Persoalan berikutnya adalah bagaimana menetapkan simpul yang dipilih untuk diperluas. Dalam strategi algoritma, dapat digunakan perhitungan ongkos dari simpul yang sudah dilalui dan/atau fungsi heuristik tertentu untuk memperkirakan simpul mana yang akan memberikan solusi optimum. Dalam kehidupan nyata, ongkos jelas tidak dapat digunakan karena kita tidak dapat kembali ke masa lalu dengan runut balik. Kita hanya dapat meperkirakan dampak dari pilihan yang kita ambil (seperti halnya memperhitungkan heuristik dari simpul yang dibangkitkan). Fungsi heuristik yang kita tetapkan dalam kehidupan ini tidak sesederhana dalam program, ada berbagai aspek yang memengaruhi pengambilan keputusan kita. Ini bergantung pada prinsip dan nilai-nilai yang dianut oleh orang tersebut.

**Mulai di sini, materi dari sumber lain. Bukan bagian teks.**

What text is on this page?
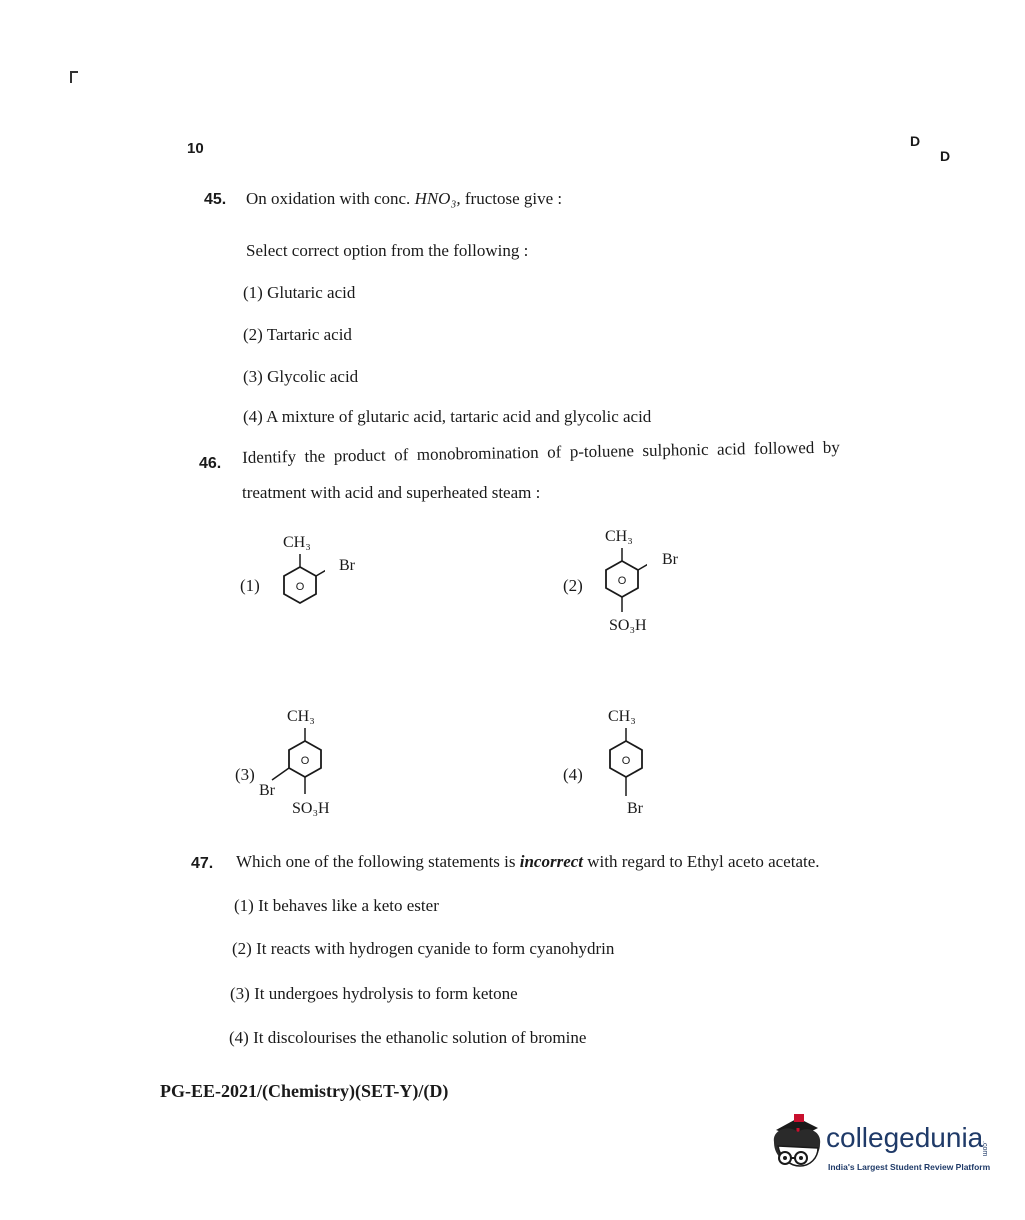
10	D
D
45. On oxidation with conc. HNO₃, fructose give :
Select correct option from the following :
(1) Glutaric acid
(2) Tartaric acid
(3) Glycolic acid
(4) A mixture of glutaric acid, tartaric acid and glycolic acid
46. Identify  the  product  of  monobromination  of  p-toluene  sulphonic  acid  followed  by
treatment with acid and superheated steam :
(1)
CH₃
Br
O	(2)
CH₃
Br
SO₃H
O
(3)
CH₃
Br
SO₃H
O
(4)
CH₃
Br
O
47. Which one of the following statements is incorrect with regard to Ethyl aceto acetate.
(1) It behaves like a keto ester
(2) It reacts with hydrogen cyanide to form cyanohydrin
(3) It undergoes hydrolysis to form ketone
(4) It discolourises the ethanolic solution of bromine
PG-EE-2021/(Chemistry)(SET-Y)/(D)
collegedunia
.com
India's Largest Student Review Platform
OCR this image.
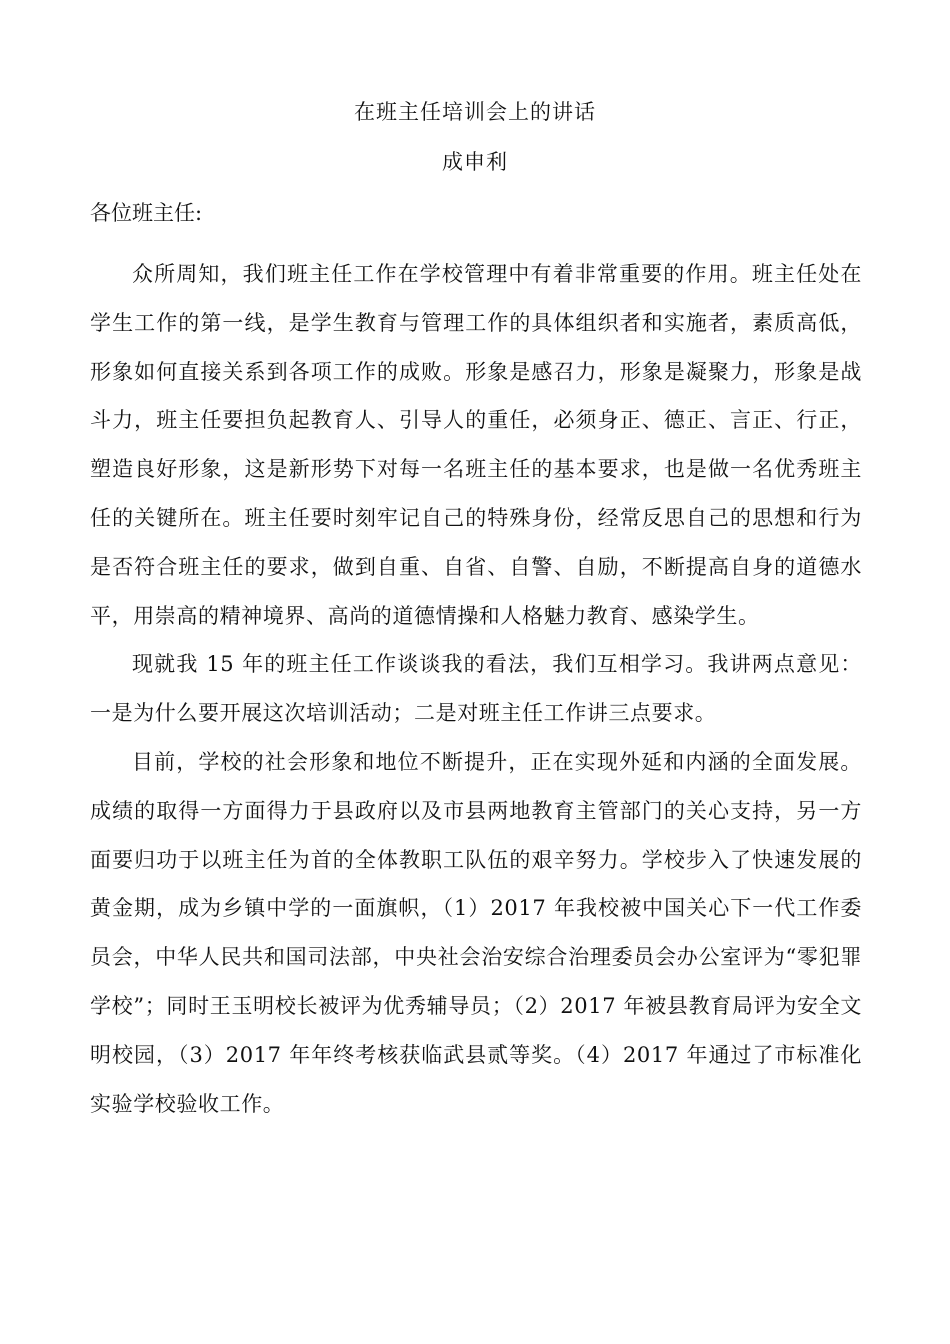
在班主任培训会上的讲话
成申利
各位班主任:

众所周知，我们班主任工作在学校管理中有着非常重要的作用。班主任处在学生工作的第一线，是学生教育与管理工作的具体组织者和实施者，素质高低，形象如何直接关系到各项工作的成败。形象是感召力，形象是凝聚力，形象是战斗力，班主任要担负起教育人、引导人的重任，必须身正、德正、言正、行正，塑造良好形象，这是新形势下对每一名班主任的基本要求，也是做一名优秀班主任的关键所在。班主任要时刻牢记自己的特殊身份，经常反思自己的思想和行为是否符合班主任的要求，做到自重、自省、自警、自励，不断提高自身的道德水平，用崇高的精神境界、高尚的道德情操和人格魅力教育、感染学生。

现就我 15 年的班主任工作谈谈我的看法，我们互相学习。我讲两点意见：一是为什么要开展这次培训活动；二是对班主任工作讲三点要求。

目前，学校的社会形象和地位不断提升，正在实现外延和内涵的全面发展。成绩的取得一方面得力于县政府以及市县两地教育主管部门的关心支持，另一方面要归功于以班主任为首的全体教职工队伍的艰辛努力。学校步入了快速发展的黄金期，成为乡镇中学的一面旗帜，（1）2017 年我校被中国关心下一代工作委员会，中华人民共和国司法部，中央社会治安综合治理委员会办公室评为“零犯罪学校”；同时王玉明校长被评为优秀辅导员；（2）2017 年被县教育局评为安全文明校园，（3）2017 年年终考核获临武县贰等奖。（4）2017 年通过了市标准化实验学校验收工作。
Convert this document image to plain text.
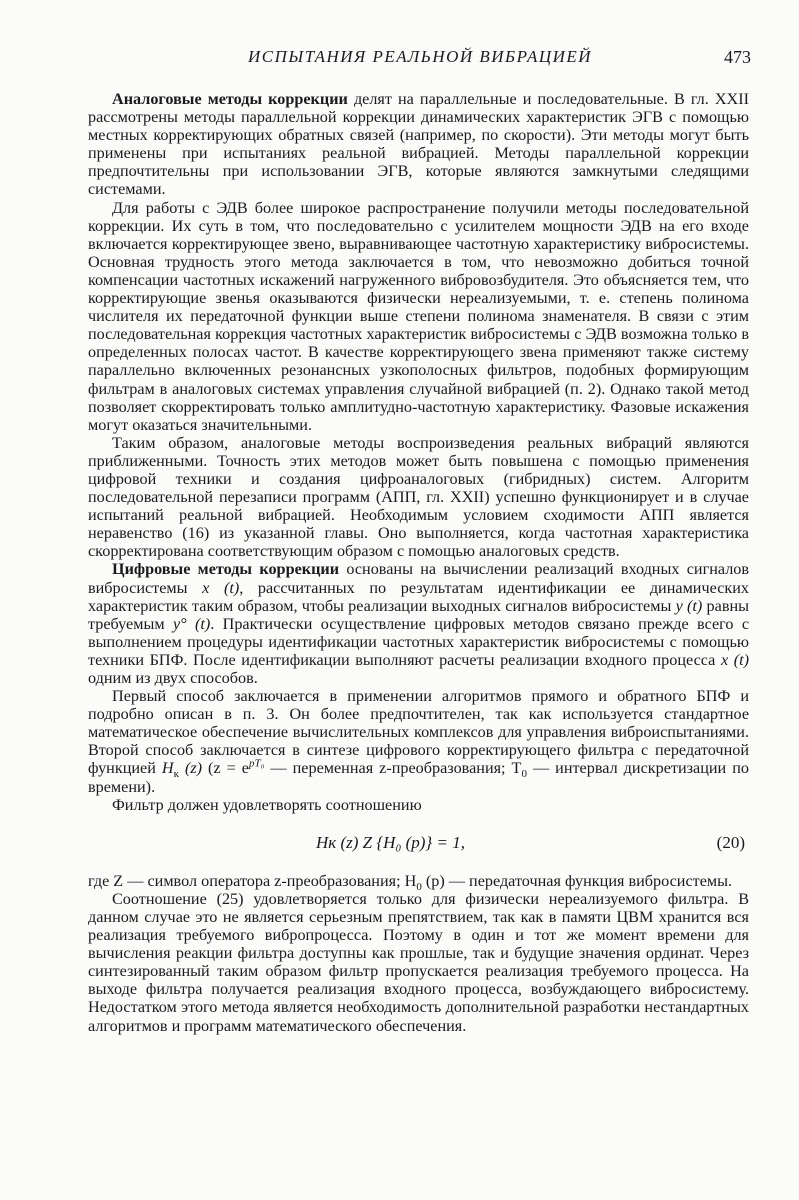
ИСПЫТАНИЯ РЕАЛЬНОЙ ВИБРАЦИЕЙ	473

Аналоговые методы коррекции делят на параллельные и последовательные. В гл. XXII рассмотрены методы параллельной коррекции динамических характеристик ЭГВ с помощью местных корректирующих обратных связей (например, по скорости). Эти методы могут быть применены при испытаниях реальной вибрацией. Методы параллельной коррекции предпочтительны при использовании ЭГВ, которые являются замкнутыми следящими системами.

Для работы с ЭДВ более широкое распространение получили методы последовательной коррекции. Их суть в том, что последовательно с усилителем мощности ЭДВ на его входе включается корректирующее звено, выравнивающее частотную характеристику вибросистемы. Основная трудность этого метода заключается в том, что невозможно добиться точной компенсации частотных искажений нагруженного вибровозбудителя. Это объясняется тем, что корректирующие звенья оказываются физически нереализуемыми, т. е. степень полинома числителя их передаточной функции выше степени полинома знаменателя. В связи с этим последовательная коррекция частотных характеристик вибросистемы с ЭДВ возможна только в определенных полосах частот. В качестве корректирующего звена применяют также систему параллельно включенных резонансных узкополосных фильтров, подобных формирующим фильтрам в аналоговых системах управления случайной вибрацией (п. 2). Однако такой метод позволяет скорректировать только амплитудно-частотную характеристику. Фазовые искажения могут оказаться значительными.

Таким образом, аналоговые методы воспроизведения реальных вибраций являются приближенными. Точность этих методов может быть повышена с помощью применения цифровой техники и создания цифроаналоговых (гибридных) систем. Алгоритм последовательной перезаписи программ (АПП, гл. XXII) успешно функционирует и в случае испытаний реальной вибрацией. Необходимым условием сходимости АПП является неравенство (16) из указанной главы. Оно выполняется, когда частотная характеристика скорректирована соответствующим образом с помощью аналоговых средств.

Цифровые методы коррекции основаны на вычислении реализаций входных сигналов вибросистемы x (t), рассчитанных по результатам идентификации ее динамических характеристик таким образом, чтобы реализации выходных сигналов вибросистемы y (t) равны требуемым y° (t). Практически осуществление цифровых методов связано прежде всего с выполнением процедуры идентификации частотных характеристик вибросистемы с помощью техники БПФ. После идентификации выполняют расчеты реализации входного процесса x (t) одним из двух способов.

Первый способ заключается в применении алгоритмов прямого и обратного БПФ и подробно описан в п. 3. Он более предпочтителен, так как используется стандартное математическое обеспечение вычислительных комплексов для управления виброиспытаниями. Второй способ заключается в синтезе цифрового корректирующего фильтра с передаточной функцией $H_к$ (z) ($z = e^{pT_0}$ — переменная z-преобразования; $T_0$ — интервал дискретизации по времени).

Фильтр должен удовлетворять соотношению

Hк (z) Z {H₀ (p)} = 1,	(20)

где Z — символ оператора z-преобразования; $H_0$ (p) — передаточная функция вибросистемы.

Соотношение (25) удовлетворяется только для физически нереализуемого фильтра. В данном случае это не является серьезным препятствием, так как в памяти ЦВМ хранится вся реализация требуемого вибропроцесса. Поэтому в один и тот же момент времени для вычисления реакции фильтра доступны как прошлые, так и будущие значения ординат. Через синтезированный таким образом фильтр пропускается реализация требуемого процесса. На выходе фильтра получается реализация входного процесса, возбуждающего вибросистему. Недостатком этого метода является необходимость дополнительной разработки нестандартных алгоритмов и программ математического обеспечения.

Apakah algoritma yang ditetapkan dapat selalu menghasilkan solusi optimum? Ya, dengan fungsi heuristik yang baik namun hanya pada persoalan tertentu. Mendapatkan solusi optimum menjadi lebih mudah jika lingkungan bersifat statis – dalam konteks artificial intelligence (AI), agent mempunyai tugas tertentu, berinteraksi dengan lingkungannya dengan menerima percept dari lingkungan dan melakukan aksi yang berpengaruh terhadap lingkungan, sehingga ada timbal balik antara agent dengan lingkungannya. Sementara itu, kehidupan ini merupakan lingkungan dinamis, sehingga tidak ada yang pasti di masa mendatang.
Tidak semua keadaan lingkungan dapat ditangkap oleh percept. Agent dikatakan rasional jika melakukan tindakan yang sesuai dengan percept yang ditangkapnya. Begitu pula manusia. Kita hanya dapat berpikir dan bertindak jika diberikan percept tertentu. Hanya dari yang kita dengar, kita lihat, dan kita rasakan yang dapat kita ketahui. Kita pun berpikir dan bertindak hanya berdasarkan fakta-fakta yang ada dan dipahami. Untungnya, kita manusia lebih dari sekadar agent AI; kita makhluk yang dinamis, sehingga kita dapat semakin baik dalam mengenali percept, menetapkan perhitungan pada setiap pengambilan keputusan, dan menambah pengetahuan dan pemahaman dengan pembelajaran sepanjang hidup (life-long learning).